Nesse cenário, Evo não quer saber de debates políticos ou entrevistas. Instado por Medina, disse em julho: “Que vá debater com sua avó! E com a gente que escapou e está fora da Bolívia”. “A institucionalidade não funciona. Ele tem controle de absolutamente tudo”, afirma a jornalista Maggy Talavera, diretora do Semanario Uno. “Todas as regras estão a favor do presidente, que persegue os dissidentes. Não querem oposição nenhuma, querem tudo, porque acham que, se tiverem 95%, os outros 5% incomodarão.” Segundo Talavera, Evo também demonstra seu “caráter autoritário” na relação com a imprensa. Ameaça as redes de TV e rádio de lhes retirar a concessão. Jornais e outros meios foram comprados por empresários ligados ao governo, caso do diário La Razón e de duas redes de TV. Outros meios menores são atraídos por verbas publicitárias.
Autor de três livros críticos ao governo, o jornalista político Carlos Valverde diz que perdeu o contrato com uma TV como retaliação por sua atuação profissional. “Me tiraram de dois empregos por causa dos livros e do filme em que fiz denúncias de fraude eleitoral. Quando fui renovar meu contrato, me negaram. Depois, passei dois anos numa outra TV, até que começaram a pressionar a emissora, e decidi sair. Minha produtora de TV sofreu corte de publicidade e não recebe verba pública. Eles me deixam no ar para dizer que há liberdade de imprensa”, diz Valverde. “Evo adora o poder. É mussoliniano.”
Em seus nove anos no poder, Evo acirrou uma rivalidade histórica dentro da Bolívia. De um lado, está a região ocidental, dos grandes vales e dos Andes, onde estão as cidades de La Paz e Cochabamba. Os habitantes, conhecidos como “collas”, são majoritariamente de origem indígena. Na banda oriental, estão os moradores da região conhecida como Meia Lua. Ela inclui Santa Cruz, Beni e Pando. São chamadas de “cambas”, de tez mais branca, mestiços e ricos. Motor econômico da Bolívia, Santa Cruz liderou, em 2007 e 2008, o movimento que defendia a autonomia da Meia Lua – com mais poderes e atribuições. Até hoje, os ressentimentos continuam. Até há pouco tempo, Evo não visitava Santa Cruz, onde dizia não ser bem-vindo. Na semana passada, o Mas anunciou que encerraria a campanha presidencial na estátua do Cristo na cidade, símbolo do movimento autonomista, local onde houve a Assembleia do Milhão, evento em que milhares se reuniram para defender a autonomia. Antes que a prefeitura negasse autorização para o uso político do símbolo local, foi convocada uma vigília, que terminou em brigas com um grupo pró-Mas. Governistas quebraram os vidros do carro de Ruiz, o líder estudantil. “Vivo em risco”, disse ele a ÉPOCA. “Já disse publicamente que, se algo me acontecer, se for apunhalado, meu carro queimado, os responsáveis são o Mas e o presidente Evo Morales.” A intimidação e o temor de retaliação política e econômica são visíveis em Santa Cruz. Quatro grandes empresários da Bolívia ouvidos por ÉPOCA pediram que seu nome não fosse citado, temendo represálias.

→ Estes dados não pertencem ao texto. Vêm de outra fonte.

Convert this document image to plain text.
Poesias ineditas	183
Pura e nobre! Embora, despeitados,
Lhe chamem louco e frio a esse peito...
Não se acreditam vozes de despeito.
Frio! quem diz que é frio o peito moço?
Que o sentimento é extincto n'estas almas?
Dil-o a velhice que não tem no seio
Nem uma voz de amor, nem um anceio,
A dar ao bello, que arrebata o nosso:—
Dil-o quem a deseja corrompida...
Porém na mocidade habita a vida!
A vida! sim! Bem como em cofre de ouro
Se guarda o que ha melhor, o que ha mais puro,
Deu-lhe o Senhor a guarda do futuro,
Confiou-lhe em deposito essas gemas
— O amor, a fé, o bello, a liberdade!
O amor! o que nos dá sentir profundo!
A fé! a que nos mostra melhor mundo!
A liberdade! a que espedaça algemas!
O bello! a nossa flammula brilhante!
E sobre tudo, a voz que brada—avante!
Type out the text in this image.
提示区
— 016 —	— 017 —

Apesar das tensões e desconfianças, nos últimos anos melhorou a relação entre a classe produtora e o governo nacional. Os agropecuaristas de Santa Cruz buscaram conversar. Seu interlocutor é o vice de Evo, Álvaro García Linera, considerado o “cérebro político” do governo. Depois de alegar, por anos, que não era convidado a ir à tradicional feira agropecuária da região, Evo marcou presença neste ano. Com papel fundamental de brasileiros, Santa Cruz é responsável por 80% da produção boliviana – a agropecuária representa 12% do PIB e metade da população ocupada. “Não tinha diálogo, Evo não pisava em Santa Cruz. Havia um discurso agressivo deles e uma resposta agressiva daqui”, afirma Julio Roda, presidente da Confederação Agropecuária Nacional e da Câmara Agropecuária do Oriente da Bolívia. “Há quatro anos, começamos a fazer pontes e conseguimos acordar vários pontos. Avançamos muito. Quem disser que não ganhou dinheiro está mentindo.”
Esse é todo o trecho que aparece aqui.